La somme de témoignages de femmes rassemblés sous ce label a engendré en un an une prise de conscience internationale sur le harcèlement sexuel.





LE MONDE
 |    14.10.2018 à 09h45
 • Mis à jour le
14.10.2018 à 11h33
    |

            Pauline Croquet





En 2006, Tarana Burke, une travailleuse sociale originaire de Harlem (New York), lance une campagne de soutien aux victimes d’agressions sexuelles dans les quartiers défavorisés. Pour appuyer sur l’empathie et la solidarité, elle choisit un nom très court à cette initiative : « Me too » (« moi aussi »). Deux petits mots que la militante, qui a elle-même subi des violences sexuelles, regrette de n’avoir pas su dire plusieurs années auparavant à une fille de 13 ans qui s’était confiée à elle sur les viols à répétition de son beau-père. Tarana Burke ne pouvait pas s’imaginer que, dix ans plus tard, « Me too » galvaniserait des dizaines de milliers de femmes et les encouragerait à partager leur histoire. Que ce « moi aussi » serait désormais le nom d’un mouvement social d’ampleur, lancé en ligne par des femmes et à travers le monde.
Le 5 octobre 2017, l’affaire Weinstein éclabousse Hollywood. Les révélations du New York Times et du New Yorker sur les accusations d’agressions, de viols et de violences commises par ce producteur de cinéma américain font le tour de la planète grâce à Twitter, un réseau social parmi les plus privilégiés des personnalités publiques. C’est sur cette même plate-forme que rejaillit l’étincelle #MeToo.

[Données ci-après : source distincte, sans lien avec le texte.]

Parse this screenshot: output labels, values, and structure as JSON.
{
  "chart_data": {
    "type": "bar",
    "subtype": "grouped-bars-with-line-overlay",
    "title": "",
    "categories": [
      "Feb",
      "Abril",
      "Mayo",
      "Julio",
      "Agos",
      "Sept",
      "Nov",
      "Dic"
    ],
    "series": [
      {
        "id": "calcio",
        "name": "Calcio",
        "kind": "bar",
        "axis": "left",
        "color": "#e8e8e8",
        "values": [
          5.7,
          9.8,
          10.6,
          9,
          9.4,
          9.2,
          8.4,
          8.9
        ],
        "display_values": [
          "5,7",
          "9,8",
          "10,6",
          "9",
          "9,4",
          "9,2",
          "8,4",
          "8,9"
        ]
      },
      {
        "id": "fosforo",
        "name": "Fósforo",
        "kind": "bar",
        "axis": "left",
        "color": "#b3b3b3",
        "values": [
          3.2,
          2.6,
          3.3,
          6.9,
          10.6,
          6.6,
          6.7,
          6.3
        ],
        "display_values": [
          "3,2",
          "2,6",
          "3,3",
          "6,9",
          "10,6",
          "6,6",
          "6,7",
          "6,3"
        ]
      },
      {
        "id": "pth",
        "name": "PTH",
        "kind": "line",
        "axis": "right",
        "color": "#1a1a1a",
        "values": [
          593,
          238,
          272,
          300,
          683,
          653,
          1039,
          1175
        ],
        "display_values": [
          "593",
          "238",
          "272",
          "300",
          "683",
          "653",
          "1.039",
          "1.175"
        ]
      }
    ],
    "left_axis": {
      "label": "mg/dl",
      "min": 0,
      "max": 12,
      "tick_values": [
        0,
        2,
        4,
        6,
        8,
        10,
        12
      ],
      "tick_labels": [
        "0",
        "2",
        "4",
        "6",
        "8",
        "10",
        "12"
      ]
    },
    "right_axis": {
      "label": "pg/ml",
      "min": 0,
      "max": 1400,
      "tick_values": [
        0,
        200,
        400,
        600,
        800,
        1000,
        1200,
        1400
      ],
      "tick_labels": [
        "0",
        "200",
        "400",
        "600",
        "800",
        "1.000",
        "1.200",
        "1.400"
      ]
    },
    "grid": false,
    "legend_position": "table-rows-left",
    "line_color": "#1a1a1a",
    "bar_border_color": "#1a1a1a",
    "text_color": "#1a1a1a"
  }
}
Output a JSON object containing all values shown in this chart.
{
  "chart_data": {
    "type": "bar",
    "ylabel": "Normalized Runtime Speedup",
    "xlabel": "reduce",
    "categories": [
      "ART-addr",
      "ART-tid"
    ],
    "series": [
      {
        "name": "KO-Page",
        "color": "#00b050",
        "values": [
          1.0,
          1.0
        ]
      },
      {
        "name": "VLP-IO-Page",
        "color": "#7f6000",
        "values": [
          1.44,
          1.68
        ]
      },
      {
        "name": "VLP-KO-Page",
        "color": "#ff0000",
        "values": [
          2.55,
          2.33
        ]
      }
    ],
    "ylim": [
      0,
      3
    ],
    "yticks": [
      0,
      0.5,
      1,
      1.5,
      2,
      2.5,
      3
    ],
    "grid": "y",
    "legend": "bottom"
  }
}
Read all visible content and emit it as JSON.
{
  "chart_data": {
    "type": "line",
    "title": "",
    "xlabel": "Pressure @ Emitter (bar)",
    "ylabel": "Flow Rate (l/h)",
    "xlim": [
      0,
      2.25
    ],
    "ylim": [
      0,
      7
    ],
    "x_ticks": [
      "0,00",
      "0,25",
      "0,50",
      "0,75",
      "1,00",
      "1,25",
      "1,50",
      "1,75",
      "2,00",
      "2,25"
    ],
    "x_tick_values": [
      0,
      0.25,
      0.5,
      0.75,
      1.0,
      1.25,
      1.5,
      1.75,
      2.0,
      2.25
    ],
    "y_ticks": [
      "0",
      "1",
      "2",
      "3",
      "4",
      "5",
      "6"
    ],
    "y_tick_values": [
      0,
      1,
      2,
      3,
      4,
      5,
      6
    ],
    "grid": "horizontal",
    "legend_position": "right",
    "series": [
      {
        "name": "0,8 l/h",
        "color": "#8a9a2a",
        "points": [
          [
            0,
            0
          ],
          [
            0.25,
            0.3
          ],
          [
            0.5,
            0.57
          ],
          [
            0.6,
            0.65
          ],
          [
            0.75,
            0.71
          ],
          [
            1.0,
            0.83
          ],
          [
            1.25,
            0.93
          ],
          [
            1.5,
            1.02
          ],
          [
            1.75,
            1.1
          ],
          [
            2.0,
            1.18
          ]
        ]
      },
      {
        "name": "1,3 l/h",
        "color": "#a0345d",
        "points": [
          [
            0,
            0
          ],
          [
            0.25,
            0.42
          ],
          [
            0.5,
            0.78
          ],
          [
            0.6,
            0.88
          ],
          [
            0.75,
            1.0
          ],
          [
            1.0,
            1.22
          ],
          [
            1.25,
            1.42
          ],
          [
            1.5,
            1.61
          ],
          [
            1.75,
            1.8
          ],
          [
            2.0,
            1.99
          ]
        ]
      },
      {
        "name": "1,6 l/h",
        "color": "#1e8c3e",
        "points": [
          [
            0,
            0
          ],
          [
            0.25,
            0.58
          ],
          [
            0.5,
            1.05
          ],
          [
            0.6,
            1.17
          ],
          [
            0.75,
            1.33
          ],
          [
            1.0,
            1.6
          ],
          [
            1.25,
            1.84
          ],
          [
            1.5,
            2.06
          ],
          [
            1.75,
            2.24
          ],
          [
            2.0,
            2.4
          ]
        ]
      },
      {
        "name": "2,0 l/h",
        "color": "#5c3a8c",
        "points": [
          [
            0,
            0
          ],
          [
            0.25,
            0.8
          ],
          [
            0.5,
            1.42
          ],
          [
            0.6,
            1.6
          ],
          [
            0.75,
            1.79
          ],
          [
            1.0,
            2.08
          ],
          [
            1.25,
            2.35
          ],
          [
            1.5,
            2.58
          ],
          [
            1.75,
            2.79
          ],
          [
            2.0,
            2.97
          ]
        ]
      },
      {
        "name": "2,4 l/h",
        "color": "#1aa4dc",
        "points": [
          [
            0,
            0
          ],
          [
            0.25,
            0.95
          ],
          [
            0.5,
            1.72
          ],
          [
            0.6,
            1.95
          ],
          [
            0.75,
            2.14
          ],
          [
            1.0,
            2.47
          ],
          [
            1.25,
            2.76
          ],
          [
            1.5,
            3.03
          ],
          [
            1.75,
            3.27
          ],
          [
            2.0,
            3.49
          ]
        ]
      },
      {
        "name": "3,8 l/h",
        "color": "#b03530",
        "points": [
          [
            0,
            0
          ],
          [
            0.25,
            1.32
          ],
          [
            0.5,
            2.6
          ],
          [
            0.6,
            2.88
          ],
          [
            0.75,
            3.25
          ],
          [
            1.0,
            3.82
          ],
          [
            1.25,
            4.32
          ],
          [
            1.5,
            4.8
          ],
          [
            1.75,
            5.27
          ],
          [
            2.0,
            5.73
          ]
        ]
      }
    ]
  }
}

Dans la nuit du 14 au 15 octobre, Alyssa Milano, fervente critique d’Harvey Weinstein et connue pour ses rôles dans les séries Madame est servie et Charmed, décide de poster un petit message avec cette idée :
« Si vous avez été victime de harcèlement ou d’agression sexuelle, écrivez “moi aussi” en réponse à ce tweet. »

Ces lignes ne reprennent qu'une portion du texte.